オオカミ : 様子を見にきたら、かなり興味深い疑問だな。俺の推測としては、無所属にはまた増援クエストがあるんじゃないかと予想している。
マグロ : あー、その手の話題は何度か出てるよな。
クジラ : 開催になるまで分からないけど、増援クエストは本当にありそうなんだよなー。
ヘビ : 競争クエストが開始になった時点で無所属に接触しておく?
オオカミ : それも考えておく必要はあるが、開催になるまではなんとも言えないな。だが、必要そうなら接触も考えた方がいいだろう。
ふむ、この辺はみんなも考えてはいた内容っぽいなー。でも、やっぱり現段階では結論は出てないか。まぁ無所属の状況が分からない以上は、それは仕方ない。
ドラゴン : ところで、コケの人! その黒い龍は何か興味深いものは使ってなかったか?

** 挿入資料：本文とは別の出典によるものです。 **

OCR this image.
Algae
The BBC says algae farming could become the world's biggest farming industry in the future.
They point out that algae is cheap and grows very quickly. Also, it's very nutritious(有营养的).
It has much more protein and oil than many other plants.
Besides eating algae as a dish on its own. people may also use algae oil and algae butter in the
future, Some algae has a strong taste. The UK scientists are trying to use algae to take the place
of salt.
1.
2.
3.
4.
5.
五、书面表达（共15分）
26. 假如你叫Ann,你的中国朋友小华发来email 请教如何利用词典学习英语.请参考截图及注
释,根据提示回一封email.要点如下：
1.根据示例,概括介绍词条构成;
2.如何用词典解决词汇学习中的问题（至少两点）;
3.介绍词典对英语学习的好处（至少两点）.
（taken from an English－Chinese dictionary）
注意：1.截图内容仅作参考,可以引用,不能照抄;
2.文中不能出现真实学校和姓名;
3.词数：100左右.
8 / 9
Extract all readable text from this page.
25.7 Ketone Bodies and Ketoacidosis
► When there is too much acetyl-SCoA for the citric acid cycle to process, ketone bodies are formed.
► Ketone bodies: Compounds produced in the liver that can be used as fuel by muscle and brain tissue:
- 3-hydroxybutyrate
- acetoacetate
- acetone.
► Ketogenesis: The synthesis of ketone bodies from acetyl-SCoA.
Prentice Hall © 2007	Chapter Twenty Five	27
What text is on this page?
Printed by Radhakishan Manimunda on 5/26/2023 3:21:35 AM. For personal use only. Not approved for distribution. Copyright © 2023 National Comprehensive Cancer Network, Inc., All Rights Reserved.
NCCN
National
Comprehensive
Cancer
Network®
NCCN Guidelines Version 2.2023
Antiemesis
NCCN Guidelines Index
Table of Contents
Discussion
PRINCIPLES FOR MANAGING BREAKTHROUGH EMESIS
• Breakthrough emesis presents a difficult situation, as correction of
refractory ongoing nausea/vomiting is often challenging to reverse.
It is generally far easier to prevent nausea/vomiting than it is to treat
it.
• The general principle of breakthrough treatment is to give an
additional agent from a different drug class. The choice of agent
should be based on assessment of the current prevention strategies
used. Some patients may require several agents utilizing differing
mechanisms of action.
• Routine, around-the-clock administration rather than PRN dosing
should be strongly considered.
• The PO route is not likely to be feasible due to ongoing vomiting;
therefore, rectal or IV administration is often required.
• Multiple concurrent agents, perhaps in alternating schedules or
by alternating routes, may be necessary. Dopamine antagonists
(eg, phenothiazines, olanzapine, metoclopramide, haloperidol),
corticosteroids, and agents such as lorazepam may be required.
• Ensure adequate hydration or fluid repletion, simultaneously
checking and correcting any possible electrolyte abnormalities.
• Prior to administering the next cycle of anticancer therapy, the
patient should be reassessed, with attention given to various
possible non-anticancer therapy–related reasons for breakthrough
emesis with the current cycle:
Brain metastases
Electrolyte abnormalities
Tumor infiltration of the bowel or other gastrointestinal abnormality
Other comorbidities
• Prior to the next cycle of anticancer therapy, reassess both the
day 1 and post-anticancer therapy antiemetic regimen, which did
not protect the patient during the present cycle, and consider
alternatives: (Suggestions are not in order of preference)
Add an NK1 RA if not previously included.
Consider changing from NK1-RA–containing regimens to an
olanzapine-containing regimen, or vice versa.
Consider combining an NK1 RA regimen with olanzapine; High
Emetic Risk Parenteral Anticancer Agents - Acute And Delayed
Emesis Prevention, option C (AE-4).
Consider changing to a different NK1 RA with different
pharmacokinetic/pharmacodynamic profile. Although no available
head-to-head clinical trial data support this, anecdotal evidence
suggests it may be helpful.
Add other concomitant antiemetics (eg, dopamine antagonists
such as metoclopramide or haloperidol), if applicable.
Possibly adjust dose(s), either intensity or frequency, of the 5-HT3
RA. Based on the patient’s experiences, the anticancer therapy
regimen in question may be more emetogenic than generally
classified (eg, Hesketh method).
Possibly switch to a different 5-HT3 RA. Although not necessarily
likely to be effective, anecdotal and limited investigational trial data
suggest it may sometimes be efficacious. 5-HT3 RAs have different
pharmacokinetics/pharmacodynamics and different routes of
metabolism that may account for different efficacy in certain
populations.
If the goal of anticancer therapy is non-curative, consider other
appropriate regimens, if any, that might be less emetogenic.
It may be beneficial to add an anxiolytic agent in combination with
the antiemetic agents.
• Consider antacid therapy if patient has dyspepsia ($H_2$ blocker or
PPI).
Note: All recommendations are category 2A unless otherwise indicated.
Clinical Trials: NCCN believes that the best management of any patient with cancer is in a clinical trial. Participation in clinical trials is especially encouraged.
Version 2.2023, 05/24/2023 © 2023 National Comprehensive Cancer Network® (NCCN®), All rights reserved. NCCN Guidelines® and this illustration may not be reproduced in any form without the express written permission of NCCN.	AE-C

コケ : 興味深いもの? あー、それなら黒い球体が敵を吸い寄せるみたいな攻撃をしてたぞ。
オオカミ : それは闇属性魔法か……? ふむ、取得を狙ってみたいとこだな。
草花 : まだ闇属性魔法の取得条件って判明してなかったよね?
ヘビ : 闇属性魔法は、吸い寄せるような性質か。
コケ : まだそこについては詳細は分かってないんだなー。
オオカミ : まぁそうなるな。
このオオカミの人は取得を狙ってるって言ってるし、ほぼ確実にベスタだろうね。ベスタ自身が闇属性を持ってるから、条件次第では取得も狙えるんだろうな。
ふー、成熟体からのスキルは種類こそ分かってるけど、取得に関してはまだ全貌が判明してないみたいだしね。成熟体に進化したら、その辺の検証も手伝っていきたいところだな。